Mr. Kinky (Il profeta) is a 1968 Italian comedy film directed by Dino Risi.

== Plot ==
Pietro Breccia is a man who has long decided to abandon civilization, becoming a hermit, leaving behind the strain of modern life and the futility of consumer society, living for years in seclusion on Monte Soratte, near Rome. One day he is discovered by a TV crew that, sniffing the scoop, film a report about him.
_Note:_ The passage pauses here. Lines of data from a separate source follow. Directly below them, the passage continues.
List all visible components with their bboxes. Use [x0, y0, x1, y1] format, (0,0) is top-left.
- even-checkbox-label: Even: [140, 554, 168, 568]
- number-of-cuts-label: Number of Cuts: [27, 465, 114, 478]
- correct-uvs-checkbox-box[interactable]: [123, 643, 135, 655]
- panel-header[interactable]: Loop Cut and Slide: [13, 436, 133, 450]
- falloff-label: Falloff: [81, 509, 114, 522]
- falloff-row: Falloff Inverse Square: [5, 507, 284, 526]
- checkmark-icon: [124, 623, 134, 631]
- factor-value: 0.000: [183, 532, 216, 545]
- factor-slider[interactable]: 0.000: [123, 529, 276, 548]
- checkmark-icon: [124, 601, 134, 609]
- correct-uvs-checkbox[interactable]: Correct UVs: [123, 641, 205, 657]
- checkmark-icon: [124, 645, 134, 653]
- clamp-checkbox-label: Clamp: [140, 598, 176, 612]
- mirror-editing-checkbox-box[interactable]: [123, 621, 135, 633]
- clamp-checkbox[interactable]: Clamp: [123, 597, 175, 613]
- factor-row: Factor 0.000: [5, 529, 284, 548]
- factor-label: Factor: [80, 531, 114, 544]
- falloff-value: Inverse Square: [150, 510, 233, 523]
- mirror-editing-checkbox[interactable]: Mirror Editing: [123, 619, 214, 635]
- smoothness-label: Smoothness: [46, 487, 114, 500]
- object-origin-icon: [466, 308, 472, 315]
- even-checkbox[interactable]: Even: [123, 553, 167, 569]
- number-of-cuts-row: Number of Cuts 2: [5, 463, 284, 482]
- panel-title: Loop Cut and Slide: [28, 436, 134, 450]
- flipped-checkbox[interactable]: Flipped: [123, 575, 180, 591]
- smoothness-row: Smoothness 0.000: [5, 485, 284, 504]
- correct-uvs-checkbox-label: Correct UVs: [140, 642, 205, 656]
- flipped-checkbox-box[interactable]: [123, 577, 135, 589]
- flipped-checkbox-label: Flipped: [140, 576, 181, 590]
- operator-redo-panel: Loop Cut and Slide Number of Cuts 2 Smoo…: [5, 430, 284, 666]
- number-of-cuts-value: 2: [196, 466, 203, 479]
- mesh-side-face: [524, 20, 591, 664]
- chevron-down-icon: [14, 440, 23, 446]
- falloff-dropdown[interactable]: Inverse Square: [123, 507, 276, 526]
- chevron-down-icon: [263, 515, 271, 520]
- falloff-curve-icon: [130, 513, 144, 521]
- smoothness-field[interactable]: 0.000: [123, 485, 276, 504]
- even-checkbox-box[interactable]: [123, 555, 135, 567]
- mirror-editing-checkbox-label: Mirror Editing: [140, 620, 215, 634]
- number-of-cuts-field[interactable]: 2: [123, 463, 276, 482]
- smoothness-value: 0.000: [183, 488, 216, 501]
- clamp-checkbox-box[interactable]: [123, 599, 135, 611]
From that moment, against his will, he gets sucked into civilization.

== Cast ==
- Vittorio Gassman: Pietro Breccia, the hermit
- Ann-Margret: Maggie, a hippy
- Liana Orfei: Albertina, Puccio's sister
- Fiorenzo Fiorentini: Luigi
- Oreste Lionello: Puccio, Breccia's manager
- Enzo Robutti: Alberto
- Yvonne Sanson: Carla Bagni
- Carmen Villani

==Production==
It was one of several films Ann-Margret made in Europe around this time.